German institutional investors have voiced concerns about the transparency and adequacy of sustainable investment strategies on offer, according to a survey by Union Investment.
Sustainable investment has become more widespread among major investors in the country, the asset manager reported, with 64% of respondents using such strategies. Five years ago the figure was 48%.
Despite the growth in interest, investors still have unmet needs when it comes to sustainable investing, the survey suggested.
Of those investors that expressed some dissatisfaction with the strategies on offer, nearly two thirds (62%) cited lack of transparency as a reason.
Strategies not meeting risk/return targets was another reason identified by that sub-set of investors (56%), as was the investment universe being too limited or not appropriate (51%).
Alexander Schindler, the board member responsible for institutional clients at Union Investment, said: “In future, providers will need to match investors’ requirements even more closely and offer more transparency.”
He said the survey showed that sustainability had become a hard investment criterion “for portfolio management purposes”.
“This change has promoted the professionalisation of the sustainable investment sector,” he added.
In Union’s survey, 64% of respondents cited financial aspects as relevant to sustainability, up from 42% five years ago.
However, only 37% of the investors’ assets are invested “sustainably”, according to the survey.
Sustainable investment in equities gained ground, rising from 14% five years ago to 30% in the latest survey, on a par with the share of sustainable investments accounted for by bonds.
Bonds used to be the dominant asset class, accounting for 45% of sustainable investments in the 2013 survey.
According to Union, the survey also showed that changing regulatory requirements have become by far the most important factor behind institutional investors’ engagement with the topic of sustainability.

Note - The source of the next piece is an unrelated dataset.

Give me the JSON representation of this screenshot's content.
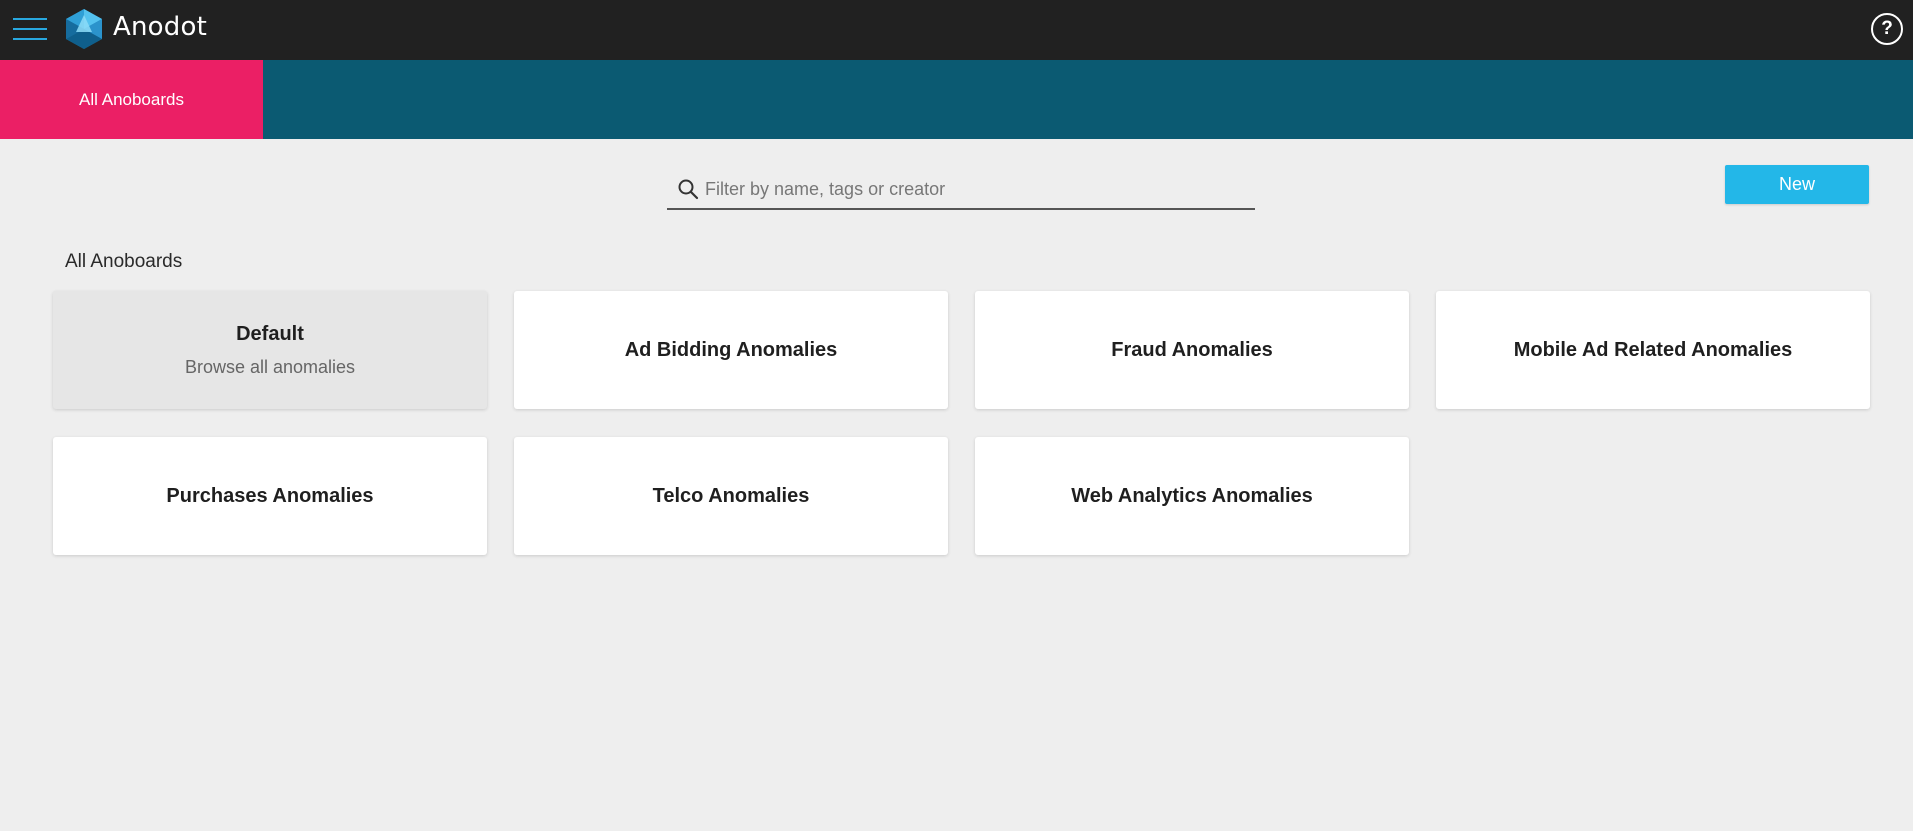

The asset manager referred to the new European Union pension fund directive – IORP II – saying that “company pension funds have to consider environmental, social, and governance criteria as well as climate risks in the investment funds they manage”.

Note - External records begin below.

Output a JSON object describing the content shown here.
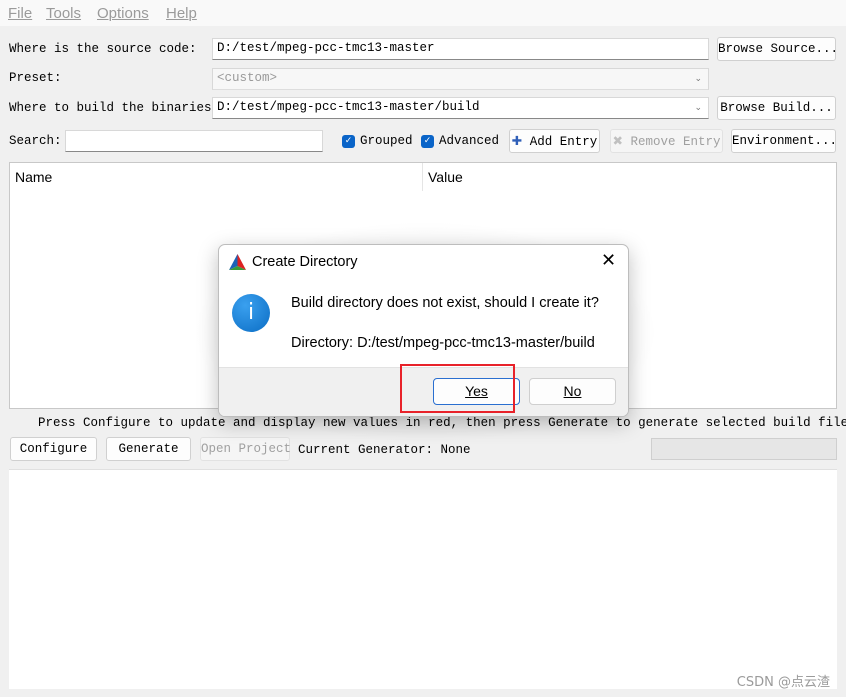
{
  "menu": [
    "File",
    "Tools",
    "Options",
    "Help"
  ],
  "source": {
    "label": "Where is the source code:",
    "value": "D:/test/mpeg-pcc-tmc13-master",
    "browse": "Browse Source..."
  },
  "preset": {
    "label": "Preset:",
    "value": "<custom>"
  },
  "build": {
    "label": "Where to build the binaries:",
    "value": "D:/test/mpeg-pcc-tmc13-master/build",
    "browse": "Browse Build..."
  },
  "search": {
    "label": "Search:",
    "value": ""
  },
  "toolbar": {
    "grouped": "Grouped",
    "advanced": "Advanced",
    "add": "Add Entry",
    "remove": "Remove Entry",
    "environment": "Environment..."
  },
  "table": {
    "columns": [
      "Name",
      "Value"
    ]
  },
  "hint": "Press Configure to update and display new values in red, then press Generate to generate selected build files.",
  "actions": {
    "configure": "Configure",
    "generate": "Generate",
    "open": "Open Project",
    "generator": "Current Generator: None"
  },
  "dialog": {
    "title": "Create Directory",
    "message": "Build directory does not exist, should I create it?",
    "directory": "Directory: D:/test/mpeg-pcc-tmc13-master/build",
    "yes": "Yes",
    "no": "No"
  },
  "watermark": "CSDN @点云渣",
  "colors": {
    "accent": "#0a64c8",
    "highlight": "#e8222a"
  }
}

A majority (67%) of German institutional investors indicated they knew “little or nothing” about the UN Sustainable Development Goals, and only 20% consider the goals when making decisions about sustainable investment, the survey found.
The share of investors considering climate change in their investment policies more than doubled since last year’s survey, growing from 21% to 43%.
Only 20% confirmed that they had information about the carbon footprint of their portfolios, however.
The survey, which is carried out annually, covered 204 institutional investors with nearly €5trn in assets under management, including investment managers, insurance companies, pension providers, banks, and charities.